With IoT it means everything is now connected. With huge explosion of number of endpoints, IoT will require a network that is not only self-provisioned, but as well as adaptive, dynamic and responsive that can be achieved with SDN. The network must provide broad and deep visibility into network traffic flow patterns too, the network must become the sensors, and this information can be used in different implementation such as for network security where by leveraging rich threat intelligence information allows for more rapid identification of security threats.



When the three superheroes are together, what should we call them?
Introducing AI @ Computer Networking. JP Vasseur, a Cisco Fellow, during Cisco Live Milan last year presented this as Self Learning Networks. Ex-Cisco CEO John Chambers mentioned this terminology in his keynote for Cisco Live 2014. Packet Pushers call this Machine Learning for Networks.

Artificial Intelligence, a singular consciousness that spawned an entire race of machines, as Morpheus explained to Neo in The Matrix back in 1999, is coming to unexpected places like computer networking. David Meyer, CTO & Chief Scientist at Brocade and formerly at Cisco, wrote the following notes: "it doesn’t take a lot of imagination to see how sophisticated unsupervised machine learning will revolutionize many of the more complex network tasks that are solved today in (much) less dynamic ways. For example, problems such as data center orchestration could benefit greatly from this technology. Clearly functionality that we’re talking about in networking these days, including Network Function Virtualization, Service Function Chaining, Mobility and the like are great candidates for treatment by Deep Learning. More generally, orchestration and optimization of Compute, Storage, Networking, Security and Energy (CSNSE) are prime candidates for consideration by Deep Learning technology. And consider what DevOps-style automation might look like when combined with Deep Learning."

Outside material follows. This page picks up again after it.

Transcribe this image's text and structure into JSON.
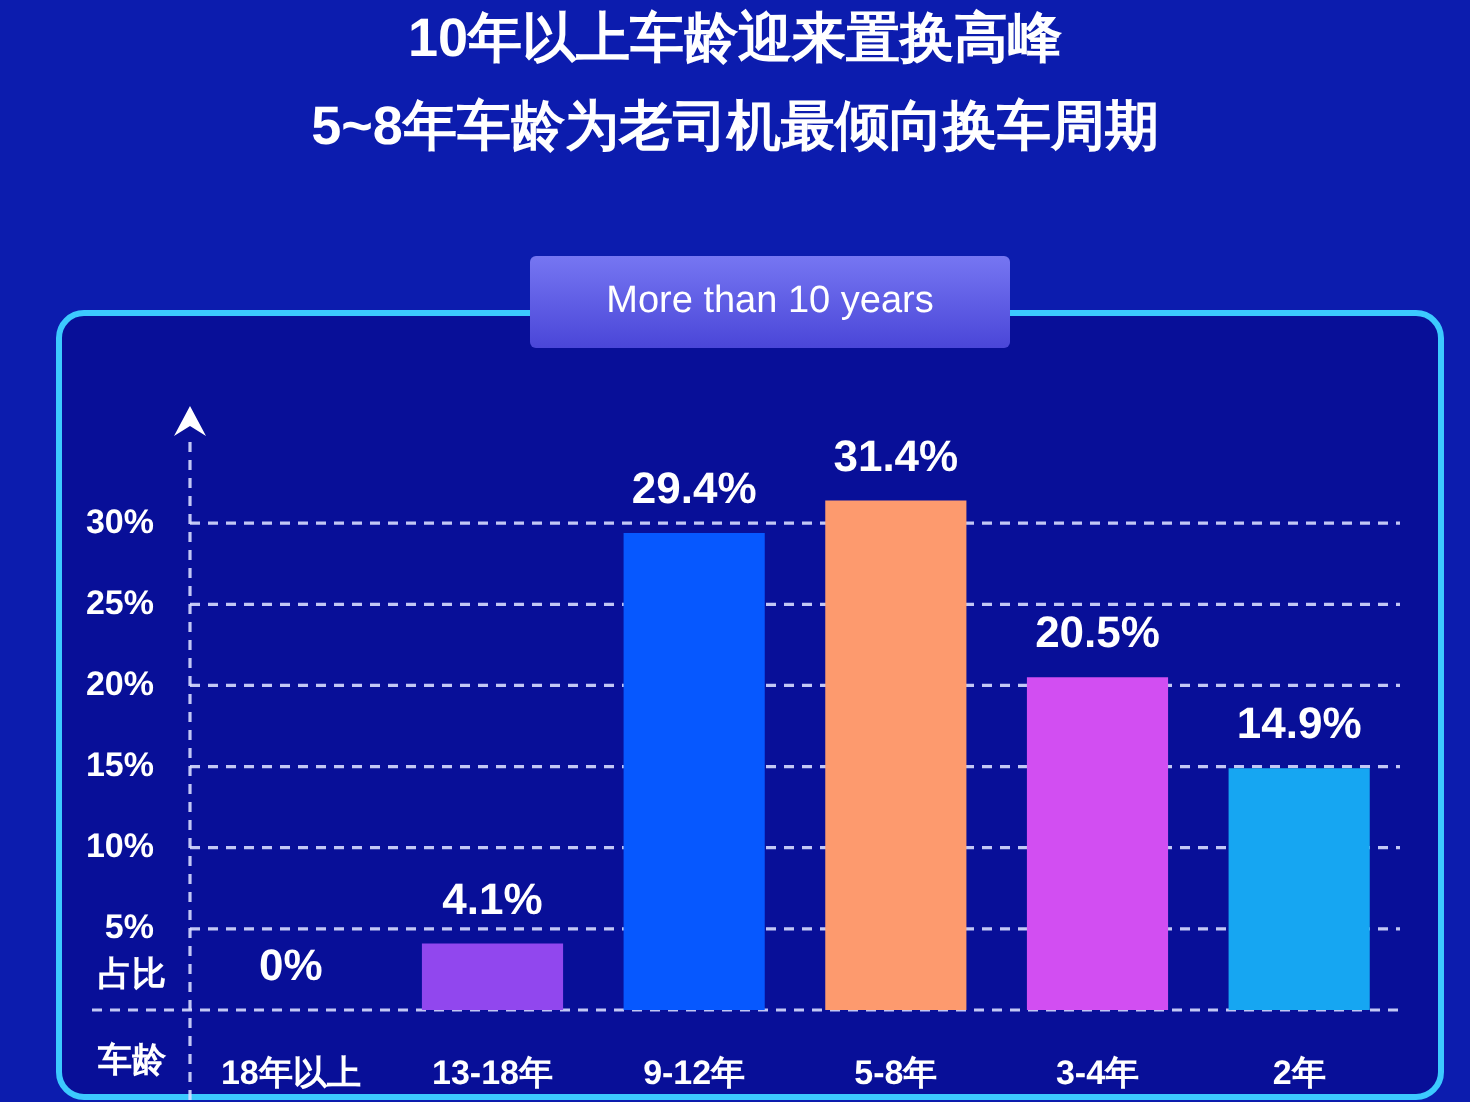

Even IBM believes Watson, not SDN, is the future of networking. IBM's cognitive system demonstrates the power of artificial intelligence which will run our networks and transform IT management. They even come up with another cool name: AI-defined networks. And it won’t be about automating routine tasks, programmatically managing networks or providing a platform where humans create evermore clever access policies. Instead, we will teach machines that watch our network traffic, monitor our applications and cognitively recognize novel behavior on our firewalls.

So SDN is not the future of networking. And I agree. It is simply part of network evolution that is happening right now. If your network has not embraced SDN & NFV technologies, it is not a question of If but When. SDN will happen eventually.

The future of networking lies on the combination between SDN & NFV with Big Data & Analytics, and IoT. The three superheroes are working together and we may call them Self Learning Network, or Self Managing Network, or AI @ Computer Networking, or AI-defined Network.

Now let's just enjoy Batman vs. Superman movie.